With every customer–and not just with beer but with food and wine–it’s about discerning what they’re in the mood for and then trying to find those keywords and then matching things with it. Sometimes you get it wrong, and that’s all right. That’s the adventure! OK, that’s not it, let’s try something else.
Sometimes it’s about opening stuff, tasting it and taking it away if you’re not into it.


Guy’s picks for those who are new to beer and food pairing.

Liefmans Goudenband  Rodenbach Grand Cru
Goudenband Brouwerij Liefmans Rodenbach Grand Cru
Why?

“They both have a little bit of acidity in them. People don’t typically associate beer with acidity but it can be great to either cut the fat in a dish or match the acidity in the food, so they’re a good start for experimenting with pairing. Plus they’re classic beers but they come in an interesting format. The Goudenband is wrapped in paper, has a cage and cork. It looks interesting and it tastes differen, so it can help people change their perception of beer. These can be great beers to start.”

 

Author: Ben

http://www.bensbeerblog.com

5 thoughts on “Stepping up the game: A conversation about beer and food with Bar Isabel’s Guy Rawlings

  1. I’m afraid Guy kind of blew everything for me in his last answer.
    Drinks loads of 50 Ana a place for Coors Light? Ah well…..

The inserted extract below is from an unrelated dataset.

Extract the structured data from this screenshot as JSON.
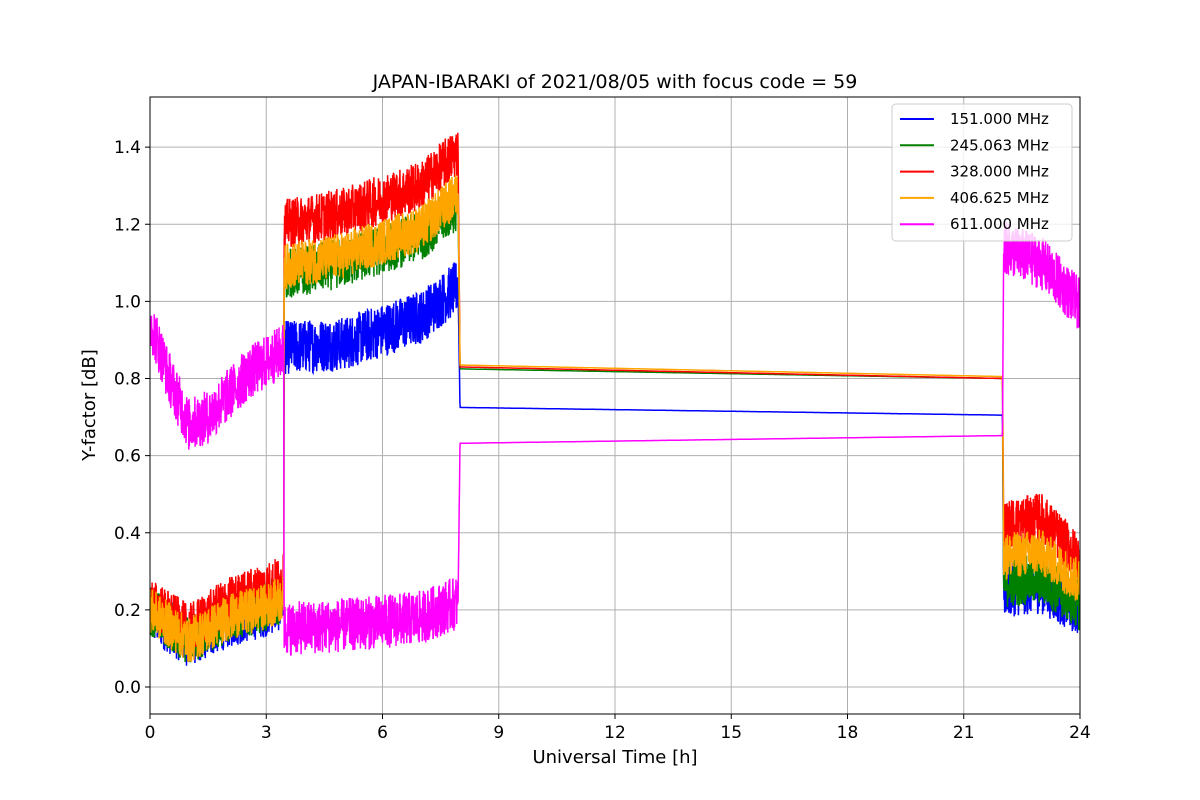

    • Ha. Yeah, for some reason this is something I come up against a lot chatting with chefs this month. They all seem to have a weak spot for the beer they grew up drinking. To be fair, I feel like most people (not jut chefs) seem to have a go-to “dad beer.”

      It always amazes me when it’s craft beer people, too, but it’s common. People are like, “I really like good craft beer, but I still buy Blue once in a while, too.”

      I’ve actually seen proprietors of breweries and great beer bars sneaking OV and 50 while they’re out in Kensington, too. I’m sitting on the details to blackmail them one day though.

    • Chefs probably eat at Burger King sometimes too. Same deal right?